Unseren neuen Kommentar für den 07.12.16 finden Sie hier.


Das Frühjahrsproblem ist wieder da

Gestern gaben die Preise deutlich nach. Gute Daten über die Rohölbestände in den USA haben die Gegenreaktion beschleunigt. Starke Rückgange der Produkte sorgten allerdings für Unruhe. Die Meldung über einen schweren Unfall an einer BP-Raffinerie in Texas drehte die Preise schließlich wieder aufwärts. Der Dollar setzt seinen Anstieg fort und verhindert, dass sich der Ölpreisrückgang bei uns bemerkbar macht.

Die Statistikinstanzen DOE (Department of Energy) und API (American Petroleum Institute) legten Zahlen mit gleicher Tendenz vor:

Rohöl: +4,1 Mio. Barrel (DOE) bzw. +8,8 Mio. Barrel (API)
Heizöl und Diesel: -2,8 Mio. Barrel (DOE) bzw. -4,7 Mio. Barrel (API)
Benzin: -4,1 Mio. Barrel (DOE) bzw. -4,7 Mio. Barrel (API)

Der starke Aufbau der Rohöllager ließ die Ängste über mögliche Versorgungsengpässe vergessen. Das half den Preisen folgerichtig abwärts. Gute Importzahlen unterstützten die Tendenz. Die Raffinerieverfügbarkeit hat sich ebenfalls positiv entwickelt. Aber die Raffinerien bleiben der Flachenhals.

Neben der seit Wochen schlechten Lage bei den Heizölvorräten, die wegen des Frühjahrs nur noch wenig Einfluss auf die Preisbildung haben, wird nun auch noch ein Leck in der Benzinversorgung sichtbar. Benzin steht ab Ostern im Fokus, da in den USA die sogenannte Fahrsaison beginnt. Vom Treibstoff gehen üblicherweise in dieser Jahreszeit Auftriebsimpulse aus.

Die hielten sich gestern zunächst in Grenzen. Doch nach der Explosion in der drittgrößten US-Raffinerie, bei der auch Tote zu beklagen sind, brachen sie durch. Es ist damit zu rechnen, dass Benzin und das Raffineriethema die Preise hoch halten werden.

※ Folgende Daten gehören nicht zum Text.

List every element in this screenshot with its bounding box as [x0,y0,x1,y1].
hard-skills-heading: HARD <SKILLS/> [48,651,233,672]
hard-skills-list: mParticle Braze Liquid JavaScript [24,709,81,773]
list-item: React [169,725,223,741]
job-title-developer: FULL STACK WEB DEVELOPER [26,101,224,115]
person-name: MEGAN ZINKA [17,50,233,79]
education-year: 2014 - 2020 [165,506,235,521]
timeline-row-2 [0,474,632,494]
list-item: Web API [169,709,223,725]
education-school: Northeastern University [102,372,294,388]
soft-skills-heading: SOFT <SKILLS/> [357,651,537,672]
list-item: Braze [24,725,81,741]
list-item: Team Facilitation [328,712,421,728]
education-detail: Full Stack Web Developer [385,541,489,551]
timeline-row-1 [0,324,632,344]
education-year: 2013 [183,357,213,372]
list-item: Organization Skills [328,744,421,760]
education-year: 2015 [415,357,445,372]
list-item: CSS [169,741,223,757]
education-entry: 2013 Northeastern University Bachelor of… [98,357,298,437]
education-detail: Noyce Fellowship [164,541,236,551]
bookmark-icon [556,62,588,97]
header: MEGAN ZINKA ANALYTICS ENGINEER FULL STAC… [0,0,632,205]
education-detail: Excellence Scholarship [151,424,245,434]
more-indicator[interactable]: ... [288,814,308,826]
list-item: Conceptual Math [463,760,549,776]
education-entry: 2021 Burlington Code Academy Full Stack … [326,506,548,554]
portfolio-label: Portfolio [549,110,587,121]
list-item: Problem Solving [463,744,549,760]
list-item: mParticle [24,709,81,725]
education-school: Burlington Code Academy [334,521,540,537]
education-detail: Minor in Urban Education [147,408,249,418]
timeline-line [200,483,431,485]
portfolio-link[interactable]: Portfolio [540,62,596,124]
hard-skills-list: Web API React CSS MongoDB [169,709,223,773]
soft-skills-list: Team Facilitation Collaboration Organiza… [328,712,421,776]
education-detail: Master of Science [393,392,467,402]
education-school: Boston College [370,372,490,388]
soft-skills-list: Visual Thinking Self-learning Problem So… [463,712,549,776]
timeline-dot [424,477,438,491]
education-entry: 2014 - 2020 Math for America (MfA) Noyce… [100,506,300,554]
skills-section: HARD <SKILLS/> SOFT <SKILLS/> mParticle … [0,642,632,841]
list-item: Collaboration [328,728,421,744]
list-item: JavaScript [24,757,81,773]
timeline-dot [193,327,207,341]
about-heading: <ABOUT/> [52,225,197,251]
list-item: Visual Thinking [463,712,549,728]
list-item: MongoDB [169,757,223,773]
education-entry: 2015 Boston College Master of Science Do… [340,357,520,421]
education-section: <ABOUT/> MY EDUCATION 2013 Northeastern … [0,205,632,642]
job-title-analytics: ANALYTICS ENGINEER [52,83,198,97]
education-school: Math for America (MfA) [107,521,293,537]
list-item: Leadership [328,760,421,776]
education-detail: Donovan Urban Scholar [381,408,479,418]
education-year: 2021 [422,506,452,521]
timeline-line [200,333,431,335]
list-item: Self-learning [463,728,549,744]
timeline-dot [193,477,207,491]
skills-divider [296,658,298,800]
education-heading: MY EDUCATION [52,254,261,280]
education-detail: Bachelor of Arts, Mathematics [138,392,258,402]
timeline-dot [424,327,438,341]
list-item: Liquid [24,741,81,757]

Im Chart sind die Preise bis an den oberen Rand des langfristigen Aufwärtstrends zurückgekommen. Eine ausgeprägtere Reaktion wäre durchaus angemessen und ist charttechnisch plausibel. Aber der fundamentale Auftrieb wird das vermutlich verhindern.

Heute Morgen macht sich dieser Auftrieb im Gasölpreis bereits wieder bemerkbar. Die Tonne kostet 498$. Gestern lag der Preis im Tief bei 486$.

Der Dollar überrascht charttechnisch mit einer Abkehr vom Abwärtstrend. Nach der Zinsanhebung in den USA ist die Wende allerdings nachvollziehbar. Die jüngste Wechselkursveränderung kompensierte den Ölpreisvorteil fast vollständig.

Unsere Heizölpreise steigen heute schon wieder. Der Abschwung am Weltmarkt brachte keine spürbare Entlastung. Nach wie vor fehlen starke Impulse, die die Preissituation grundlegend ändern könnten. Die Spekulation auf fallende Preise bleibt ein Geduldspiel und eine unsichere Bank. Negative Effekte wegen einer weiteren Teuerungswelle lassen sich nicht ausschließen.